1 Ilusi 1

[] Pacar Bejat []

Langkah gontai aku, Nevia Anggita sudah mulai memasuki apartemen yang aku sewa bersama sahabat jaman kuliah aku. Aku, gadis berumur 25 tahun, bersiul-siul santai disertai telunjuk kananku memutar-mutar kunci mobil. Ini sudah lumayan larut malam. 22:34 WIB.

"Nev!" seru perempuan yang kujumpai di ruang tengah sedang menonton televisi saluran luar negeri.

"Hai, beb!" sahutku sembari lemparkan kunci mobil yang kumainkan di telunjuk tadi ke sebuah keranjang kecil dekat meja telepon. Kuhenyakkan pantat ke salah satu sofa di sana.
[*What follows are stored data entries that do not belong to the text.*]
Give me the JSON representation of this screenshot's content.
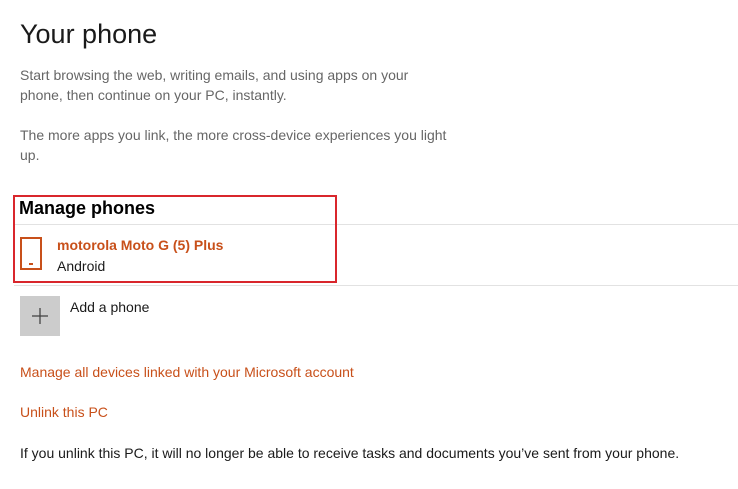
{
  "header": {
    "title": "Your phone"
  },
  "intro": {
    "paragraph1": "Start browsing the web, writing emails, and using apps on your phone, then continue on your PC, instantly.",
    "paragraph2": "The more apps you link, the more cross-device experiences you light up."
  },
  "manage_phones": {
    "heading": "Manage phones",
    "phones": [
      {
        "name": "motorola Moto G (5) Plus",
        "os": "Android"
      }
    ],
    "add_label": "Add a phone"
  },
  "links": {
    "manage_devices": "Manage all devices linked with your Microsoft account",
    "unlink": "Unlink this PC"
  },
  "footer": {
    "note": "If you unlink this PC, it will no longer be able to receive tasks and documents you’ve sent from your phone."
  },
  "colors": {
    "accent": "#c8501a",
    "highlight_border": "#d9262c",
    "add_tile": "#cccccc"
  },
  "icons": {
    "phone": "phone-icon",
    "add": "plus-icon"
  }
}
Wilona, sahabatku, bergerak mendekat ke sisiku. "Jadi tatonya?" Ia menatap antusias ke aku.

"Ho-oh!" jawabku mantap. "Nih!" Aku pelorotkan celana pendek jins biru belelku hingga terlihat paha mulus ala girlband Korea. Boleh dong memuji diri sendiri.

"Wuaahh! Edan! Khehehe!" kekeh Wina—panggilan akrab Wilona—sambil tangannya mengelus paha atasku, di mana terdapat sebuah tato baru. "Keren!" Aku hanya angkat alis akan pujian Wina. "Andai gue juga bisa bikin ginian..."

"Kenapa gak bisa?" Aku turut amati tato baruku. Kalau kalian pernah tau album musik Guns N' Roses, Use Your Illusions II, ada salah satu gambar di sana, di track Pretty Tied Up. Nah, itu yang kugunakan untuk menghiasi paha kanan atas. Alasannya? Keren. Plus, aku juga penggemar lagu-lagu grup band heavy-metal yang hits di tahun 90-an bervokalis Axl Rose tersebut.

Wina mendesah sebentar. "Ah, lu kayak kagak tau aja gimana ortu gue." Ia surut ke belakang, punggungnya bersandar ke sofa.

"Makanya jangan mau lahir di sono, lah!"

"Gilak lu, yee! Mana gue tau bakalan jadi anak mereka!" Wina mencubit lenganku. Yang dicubit malah terkekeh. Iya, itu aku.

"Lagian lu musti bersyukur, beb, lahir di keluarga tajir, gak kayak gue."

"Halah! Udah, deh! Stop bullshit macam tu." Wina kibaskan satu tangannya sambil tergelak. "Eh, hepi-hepi, yuk!"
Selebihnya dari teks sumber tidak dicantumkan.